I want to throw in a different thought that really has little bearing on what the AMA does. I hope you will indulge me, because I think it may provide context.

I no longer think this health care system — or this economy, or this government — is capable of being reformed. It is too late. I have asked every economist I know about how we get out of the mess we have created, including schools that don’t teach, growing numbers of people dependent on government handouts, a regulatory system that destroys entrepreneurship, and the impossible debt we have accumulated.

Not one has offered anything approaching an answer. Not just a practical answer, but even any theoretical, dreamland answer. There is no way out. That means the entire house of cards will collapse. Maybe not for another 20 years, maybe just 10. By collapse I mean something close to an early Mel Gibson movie in which survival is the primary motive.

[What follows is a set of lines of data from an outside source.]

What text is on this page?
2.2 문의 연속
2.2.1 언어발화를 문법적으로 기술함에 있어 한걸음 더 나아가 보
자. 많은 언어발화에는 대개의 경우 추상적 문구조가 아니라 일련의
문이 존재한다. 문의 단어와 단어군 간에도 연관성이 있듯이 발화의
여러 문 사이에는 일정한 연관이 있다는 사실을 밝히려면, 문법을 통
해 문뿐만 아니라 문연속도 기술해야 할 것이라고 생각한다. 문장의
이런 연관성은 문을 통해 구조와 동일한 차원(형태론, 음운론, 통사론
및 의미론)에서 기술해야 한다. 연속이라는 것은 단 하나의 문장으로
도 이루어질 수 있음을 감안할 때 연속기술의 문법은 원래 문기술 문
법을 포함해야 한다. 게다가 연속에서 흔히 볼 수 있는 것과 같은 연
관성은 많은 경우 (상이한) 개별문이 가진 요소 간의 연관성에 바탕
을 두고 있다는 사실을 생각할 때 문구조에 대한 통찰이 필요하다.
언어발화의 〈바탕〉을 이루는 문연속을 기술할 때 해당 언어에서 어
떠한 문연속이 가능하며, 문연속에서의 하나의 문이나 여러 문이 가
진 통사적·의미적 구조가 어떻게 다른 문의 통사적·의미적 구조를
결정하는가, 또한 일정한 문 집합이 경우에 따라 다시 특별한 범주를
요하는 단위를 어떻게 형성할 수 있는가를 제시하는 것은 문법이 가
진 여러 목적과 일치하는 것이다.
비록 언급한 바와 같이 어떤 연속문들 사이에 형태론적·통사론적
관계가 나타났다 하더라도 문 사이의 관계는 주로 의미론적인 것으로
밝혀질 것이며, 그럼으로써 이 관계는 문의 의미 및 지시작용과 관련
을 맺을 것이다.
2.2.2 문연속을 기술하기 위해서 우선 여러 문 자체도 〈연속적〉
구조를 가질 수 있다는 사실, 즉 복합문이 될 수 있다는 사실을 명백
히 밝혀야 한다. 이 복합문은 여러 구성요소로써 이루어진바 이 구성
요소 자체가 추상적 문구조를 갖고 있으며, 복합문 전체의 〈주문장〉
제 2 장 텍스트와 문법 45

A very large portion of our population has no practical skills. They may have advanced degrees in comparative literature or they may be great systems consultants and six sigma experts. But they don’t have a clue how to feed themselves, make clothes, build shelters, or fix a broken bone. After the collapse, the people who will prosper are those who can actually do something of value.

Feel free to dismiss all this as irrelevant to anything currently on the table. And perhaps I have become a kook in my old age. Certainly there have been nonsensical doomsday predictors forever, and maybe I have joined the crowd. But I have looked for any ray of sunshine and have not been able to find it. Sorry.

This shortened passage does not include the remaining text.